Source: Services Australia · 2025–26, effective 1 July 2025

How FTB Part A works

FTB Part A is paid per child and tested on your combined family adjusted taxable income (ATI). In 2025–26 the maximum rate is $227.36 a fortnight for each child aged 0–12 and $295.82 for each child aged 13–19 in full-time study.

Families with combined income of $66,722 or less get the maximum rate. Above that, the payment reduces by 20 cents per dollar until it reaches the base rate of $72.94 per child per fortnight.

Once combined income passes $118,771, a second test reduces the base rate by 30 cents per dollar. You always receive the higher result of the two tests — which is why larger families keep some Part A at incomes where a one-child family gets nothing.

The Part A supplementof up to $938.05 per child is paid after the financial year ends, and only if your family's ATI is $80,000 or less.

FTB Part B: extra help for single parents and one-income families

Part B is a single per-family payment, set by the age of your youngest child: $193.34 a fortnight while the youngest is under 5, or $134.96 once they turn 5.

It cuts out entirely if the higher earner's ATI is above $120,007. For couples, the lower earner can earn up to $6,935 a year before the payment reduces by 20 cents per dollar. Single parents under the income limit get the full rate with no second test.

Couples are only eligible while the youngest child is under 13. Single parents, grandparent and great-grandparent carers can keep receiving Part B until the youngest turns 18 (if in secondary study).

The Part B supplement of up to $459.90 per family is paid after the end of the financial year, once your payments are balanced against your tax return.

Remember: both parts use adjusted taxable income, not just salary — reportable fringe benefits, salary-sacrificed super and net investment losses all count. This calculator is an estimate only, not a Centrelink assessment.

Sources

  • Services Australia (servicesaustralia.gov.au) — FTB Part A & B payment rates and income tests, 2025–26
  • Department of Social Services — Family Assistance Guide
  • Data last verified: July 2026

§ Letters & replies

FTB, answered.

Common questions about Family Tax Benefit Part A and Part B in Australia.

What's the difference between Part A and Part B?+ open

Part A is paid per child and tested on your combined family income. Part B is one payment per family for single parents and families with one main income, set by the age of your youngest child and tested on the lower earner's income.
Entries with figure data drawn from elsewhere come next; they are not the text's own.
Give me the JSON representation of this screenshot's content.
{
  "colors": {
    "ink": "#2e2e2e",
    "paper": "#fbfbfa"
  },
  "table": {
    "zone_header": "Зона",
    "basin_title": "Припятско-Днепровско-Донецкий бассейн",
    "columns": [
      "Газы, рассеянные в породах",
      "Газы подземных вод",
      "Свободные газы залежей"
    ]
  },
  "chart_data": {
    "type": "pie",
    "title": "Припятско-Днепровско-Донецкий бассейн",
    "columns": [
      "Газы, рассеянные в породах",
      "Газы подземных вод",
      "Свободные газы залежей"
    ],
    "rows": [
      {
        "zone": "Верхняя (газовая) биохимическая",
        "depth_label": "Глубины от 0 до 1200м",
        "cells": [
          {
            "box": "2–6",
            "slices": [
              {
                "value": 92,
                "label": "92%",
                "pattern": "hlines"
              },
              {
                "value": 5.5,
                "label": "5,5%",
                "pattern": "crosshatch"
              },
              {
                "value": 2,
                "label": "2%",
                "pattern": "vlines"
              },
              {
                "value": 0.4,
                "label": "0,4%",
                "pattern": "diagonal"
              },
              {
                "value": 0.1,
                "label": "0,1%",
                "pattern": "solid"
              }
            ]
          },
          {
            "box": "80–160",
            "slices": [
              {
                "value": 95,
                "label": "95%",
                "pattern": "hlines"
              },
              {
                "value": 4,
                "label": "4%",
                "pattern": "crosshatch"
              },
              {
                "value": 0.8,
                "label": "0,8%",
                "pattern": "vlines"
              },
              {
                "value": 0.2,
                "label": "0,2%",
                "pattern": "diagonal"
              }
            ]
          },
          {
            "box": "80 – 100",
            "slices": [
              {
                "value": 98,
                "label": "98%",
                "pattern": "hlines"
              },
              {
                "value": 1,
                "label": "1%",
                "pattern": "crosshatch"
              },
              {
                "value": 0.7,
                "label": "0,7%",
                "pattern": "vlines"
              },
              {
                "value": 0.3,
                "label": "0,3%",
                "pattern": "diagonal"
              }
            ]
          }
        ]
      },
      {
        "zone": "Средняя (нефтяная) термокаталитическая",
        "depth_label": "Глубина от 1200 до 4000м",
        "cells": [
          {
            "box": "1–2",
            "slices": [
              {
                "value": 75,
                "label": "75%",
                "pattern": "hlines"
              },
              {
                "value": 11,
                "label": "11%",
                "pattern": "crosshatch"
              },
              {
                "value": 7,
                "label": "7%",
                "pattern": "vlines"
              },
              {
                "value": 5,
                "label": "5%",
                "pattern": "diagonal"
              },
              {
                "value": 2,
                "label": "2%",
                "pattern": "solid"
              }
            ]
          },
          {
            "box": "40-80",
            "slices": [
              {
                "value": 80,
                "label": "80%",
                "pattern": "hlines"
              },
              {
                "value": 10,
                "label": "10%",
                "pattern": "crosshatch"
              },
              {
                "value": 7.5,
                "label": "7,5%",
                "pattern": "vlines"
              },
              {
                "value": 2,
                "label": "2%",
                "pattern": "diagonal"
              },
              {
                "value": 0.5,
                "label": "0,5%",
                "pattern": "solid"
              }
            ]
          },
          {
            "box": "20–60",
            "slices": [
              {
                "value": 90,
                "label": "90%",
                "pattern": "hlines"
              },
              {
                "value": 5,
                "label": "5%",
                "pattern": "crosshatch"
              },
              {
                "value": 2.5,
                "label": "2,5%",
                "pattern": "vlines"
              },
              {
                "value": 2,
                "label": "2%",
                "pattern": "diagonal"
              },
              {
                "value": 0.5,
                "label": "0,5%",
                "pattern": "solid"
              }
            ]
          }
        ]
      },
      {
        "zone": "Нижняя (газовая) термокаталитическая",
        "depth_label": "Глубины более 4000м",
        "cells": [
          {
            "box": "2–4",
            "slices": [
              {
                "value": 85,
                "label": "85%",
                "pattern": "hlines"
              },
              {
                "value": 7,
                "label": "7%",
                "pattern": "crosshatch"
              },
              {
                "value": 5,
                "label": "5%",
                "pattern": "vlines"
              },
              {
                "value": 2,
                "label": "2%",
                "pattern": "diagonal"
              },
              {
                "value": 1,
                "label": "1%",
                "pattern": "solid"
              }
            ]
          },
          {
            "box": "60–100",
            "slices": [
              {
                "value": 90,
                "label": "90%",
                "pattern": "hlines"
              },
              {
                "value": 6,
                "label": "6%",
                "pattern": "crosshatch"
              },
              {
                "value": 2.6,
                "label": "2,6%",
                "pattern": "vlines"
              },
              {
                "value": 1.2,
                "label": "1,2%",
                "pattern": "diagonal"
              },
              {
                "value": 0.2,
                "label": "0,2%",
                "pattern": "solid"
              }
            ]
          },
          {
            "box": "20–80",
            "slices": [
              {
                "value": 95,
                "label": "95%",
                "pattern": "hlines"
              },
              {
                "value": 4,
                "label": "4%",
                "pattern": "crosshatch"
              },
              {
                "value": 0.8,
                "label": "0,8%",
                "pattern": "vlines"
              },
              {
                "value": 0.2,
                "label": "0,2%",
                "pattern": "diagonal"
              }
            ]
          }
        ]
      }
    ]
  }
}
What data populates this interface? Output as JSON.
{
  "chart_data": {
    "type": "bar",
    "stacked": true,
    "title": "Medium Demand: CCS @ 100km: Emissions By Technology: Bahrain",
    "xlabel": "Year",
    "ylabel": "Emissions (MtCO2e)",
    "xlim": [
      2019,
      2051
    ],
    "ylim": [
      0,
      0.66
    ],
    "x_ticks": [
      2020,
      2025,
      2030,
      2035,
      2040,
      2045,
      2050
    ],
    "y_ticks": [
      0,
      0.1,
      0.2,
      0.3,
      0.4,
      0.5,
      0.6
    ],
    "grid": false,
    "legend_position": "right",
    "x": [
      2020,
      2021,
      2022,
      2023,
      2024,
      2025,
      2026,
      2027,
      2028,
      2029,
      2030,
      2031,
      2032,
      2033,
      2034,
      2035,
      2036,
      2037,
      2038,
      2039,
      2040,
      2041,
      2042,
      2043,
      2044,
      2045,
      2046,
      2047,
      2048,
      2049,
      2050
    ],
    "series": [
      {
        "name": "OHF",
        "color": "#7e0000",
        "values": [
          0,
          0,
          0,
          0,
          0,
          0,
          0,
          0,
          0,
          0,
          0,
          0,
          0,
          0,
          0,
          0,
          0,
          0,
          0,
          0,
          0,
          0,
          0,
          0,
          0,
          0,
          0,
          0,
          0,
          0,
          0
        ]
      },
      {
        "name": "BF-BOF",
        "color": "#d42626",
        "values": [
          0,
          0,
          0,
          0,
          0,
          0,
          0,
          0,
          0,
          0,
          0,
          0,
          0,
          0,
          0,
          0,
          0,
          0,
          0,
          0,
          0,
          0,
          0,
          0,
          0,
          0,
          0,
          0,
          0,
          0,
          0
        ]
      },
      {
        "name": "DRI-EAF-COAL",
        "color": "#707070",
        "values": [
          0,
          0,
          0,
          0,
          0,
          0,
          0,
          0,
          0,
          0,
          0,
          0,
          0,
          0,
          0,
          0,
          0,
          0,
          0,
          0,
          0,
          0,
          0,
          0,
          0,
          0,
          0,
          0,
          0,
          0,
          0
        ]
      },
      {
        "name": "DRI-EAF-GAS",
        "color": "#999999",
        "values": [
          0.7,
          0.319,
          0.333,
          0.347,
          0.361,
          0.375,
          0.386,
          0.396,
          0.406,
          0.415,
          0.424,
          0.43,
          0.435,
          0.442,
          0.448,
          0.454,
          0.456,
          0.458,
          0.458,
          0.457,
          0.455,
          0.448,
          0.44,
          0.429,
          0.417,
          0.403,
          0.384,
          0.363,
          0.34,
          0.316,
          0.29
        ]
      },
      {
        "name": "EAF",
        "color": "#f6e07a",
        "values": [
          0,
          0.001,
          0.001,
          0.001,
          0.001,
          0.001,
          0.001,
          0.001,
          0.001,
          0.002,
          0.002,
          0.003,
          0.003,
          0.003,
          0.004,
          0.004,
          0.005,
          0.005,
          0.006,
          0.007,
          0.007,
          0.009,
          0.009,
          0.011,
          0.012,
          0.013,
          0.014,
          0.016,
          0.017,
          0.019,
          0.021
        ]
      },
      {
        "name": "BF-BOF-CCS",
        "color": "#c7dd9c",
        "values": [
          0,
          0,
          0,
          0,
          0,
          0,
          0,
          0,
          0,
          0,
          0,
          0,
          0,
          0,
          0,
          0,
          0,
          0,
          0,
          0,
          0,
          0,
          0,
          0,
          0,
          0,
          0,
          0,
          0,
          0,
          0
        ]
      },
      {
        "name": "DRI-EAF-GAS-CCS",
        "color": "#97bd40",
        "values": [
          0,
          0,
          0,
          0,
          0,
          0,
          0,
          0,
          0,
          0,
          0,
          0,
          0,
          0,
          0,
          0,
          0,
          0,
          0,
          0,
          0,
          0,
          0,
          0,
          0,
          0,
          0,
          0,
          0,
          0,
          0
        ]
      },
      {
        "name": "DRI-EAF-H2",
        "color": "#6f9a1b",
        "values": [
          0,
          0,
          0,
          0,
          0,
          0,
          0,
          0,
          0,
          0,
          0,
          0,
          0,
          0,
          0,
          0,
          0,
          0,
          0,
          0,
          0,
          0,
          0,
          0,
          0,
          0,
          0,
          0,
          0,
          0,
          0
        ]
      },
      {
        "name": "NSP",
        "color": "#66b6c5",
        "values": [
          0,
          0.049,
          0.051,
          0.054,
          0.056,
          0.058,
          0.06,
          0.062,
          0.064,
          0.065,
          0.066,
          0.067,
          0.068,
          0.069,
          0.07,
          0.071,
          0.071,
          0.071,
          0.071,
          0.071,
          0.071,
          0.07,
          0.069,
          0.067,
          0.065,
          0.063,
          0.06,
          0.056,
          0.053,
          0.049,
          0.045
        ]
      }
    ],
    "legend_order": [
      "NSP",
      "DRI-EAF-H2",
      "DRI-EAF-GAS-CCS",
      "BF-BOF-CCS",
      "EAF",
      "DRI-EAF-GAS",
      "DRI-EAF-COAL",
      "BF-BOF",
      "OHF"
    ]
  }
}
What counts as adjusted taxable income?+ open

ATI includes taxable income plus reportable fringe benefits, reportable (salary-sacrificed) super contributions, net investment losses, tax-free pensions or benefits and certain foreign income, less any child maintenance you pay. It's usually higher than your salary alone.

Why does my payment stop reducing at the base rate?+ open

The first Part A income test only tapers your payment down to the base rate ($72.94 per child per fortnight). The base rate itself only starts reducing — at 30 cents per dollar — once your combined income passes $118,771.

When do I get the supplements?+ open

After the financial year ends. Services Australia balances your payments against your actual tax return, then pays the Part A supplement (up to $938.05 per child, family income $80,000 or less) and the Part B supplement (up to $459.90 per family) — or uses them to offset any overpayment.

Can couples get Part B with teenagers?+ open

No — couples are only eligible for Part B while their youngest child is under 13. Single parents, grandparent and great-grandparent carers can receive it until the youngest turns 18, provided a 16–18 year old is in secondary study.

Is this an official Centrelink estimate?+ open

No. This calculator applies the published 2025–26 rates and income tests to the details you enter. Your real entitlement also depends on shared-care percentages, child support received (the maintenance income test), immunisation requirements and residency — all assessed by Services Australia.